Jason Fitzgerald (40), married with three children and farming 126ac of good to marginal land in Ballydesmond, north Cork,outlined his experiences with the scheme to the Farming Independent this week.
He returned to farming just over five years ago when the construction industry collapsed. He decided to develop a dairy farm on the good land on the family farm and convert the marginal land to forestry to underpin this dairy investment.
However, as the farm is in the Hen Harrier Scheme and is drawing an annual conservation allowance of €13,800, he is precluded from planting any of the land.
Then when he approached the banks for term loans to finance the dairy enterprise he was refused on the grounds that his land was in the Hen Harrier Scheme and was effectively restricted in terms of land use.
Fitzgerald, who says he has never seen a hen harrier on his land in his life and who was recently told by a visiting wild life inspector that she hadn't seen a hen harrier in the area for years, then decided to use his €100,000 in savings to rent two farms (80ac and 60ac) in Kanturk on a five-year lease to develop his dairy enterprise.
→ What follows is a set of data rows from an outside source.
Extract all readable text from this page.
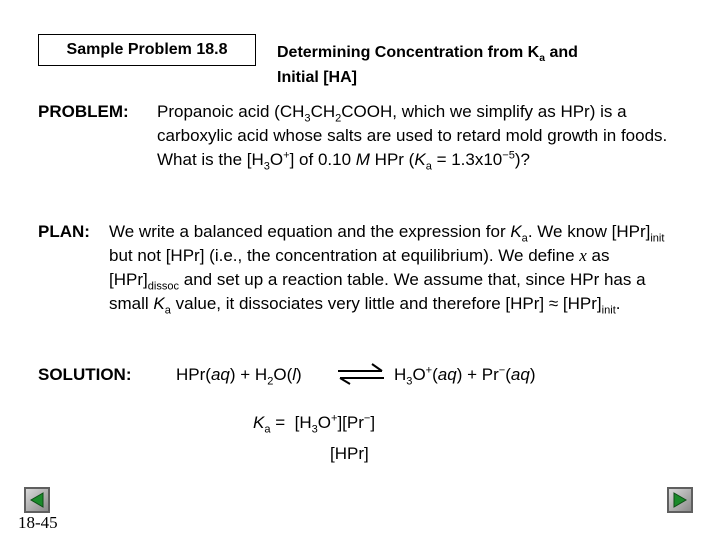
Sample Problem 18.8	Determining Concentration from $K_a$ and
Initial [HA]
PROBLEM: Propanoic acid ($CH_3CH_2COOH$, which we simplify as HPr) is a carboxylic acid whose salts are used to retard mold growth in foods. What is the $[H_3O^+]$ of 0.10 M HPr $(K_a = 1.3x10^{-5})$?
PLAN: We write a balanced equation and the expression for $K_a$. We know $[HPr]_{init}$ but not [HPr] (i.e., the concentration at equilibrium). We define x as $[HPr]_{dissoc}$ and set up a reaction table. We assume that, since HPr has a small $K_a$ value, it dissociates very little and therefore $[HPr] \approx [HPr]_{init}$.
SOLUTION:	$HPr(aq) + H_2O(l)$ ⇌ $H_3O^+(aq) + Pr^-(aq)$
$K_a = [H_3O^+][Pr^-]$
[HPr]
18-45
Again to financially underpin this expansion he decided to sell the home farm. But because of the land's 'hen harrier' designation he received no bids.
In a further and very expensive twist to the story, Fitzgerald was approached recently by a wind farm company interested in building three turbines on his land. If the green light was given to the turbines he would have netted €75,000 but the hen harrier designation put an immediate end to the possibility of developing this income stream.
"I have nothing against the hen harrier but something has to be done about this conservation scheme. It was put together in a rush and was badly thought out.
"The Government was forced by the EU to designate a certain amount of conservation land in the 2007 CAP and they did it is a rushed fashion," Fitzgerald said.
"There has to be some rule introduced which will allow active farmers to leave the scheme if they want to develop their farms. Good land is being taken out of use by the scheme,'' he added.
There are six special protection areas for the hen harrier throughout the country and since 2007 some €11m has been spent on the scheme.
There are 144 recorded hen harriers in the country and 377 farmers and their farms are participating in the programme.
Both the ICMSA and IFA want the scheme reviewed as a matter of urgency. Minister Humphries is awaiting an inter-departmental review of the scheme.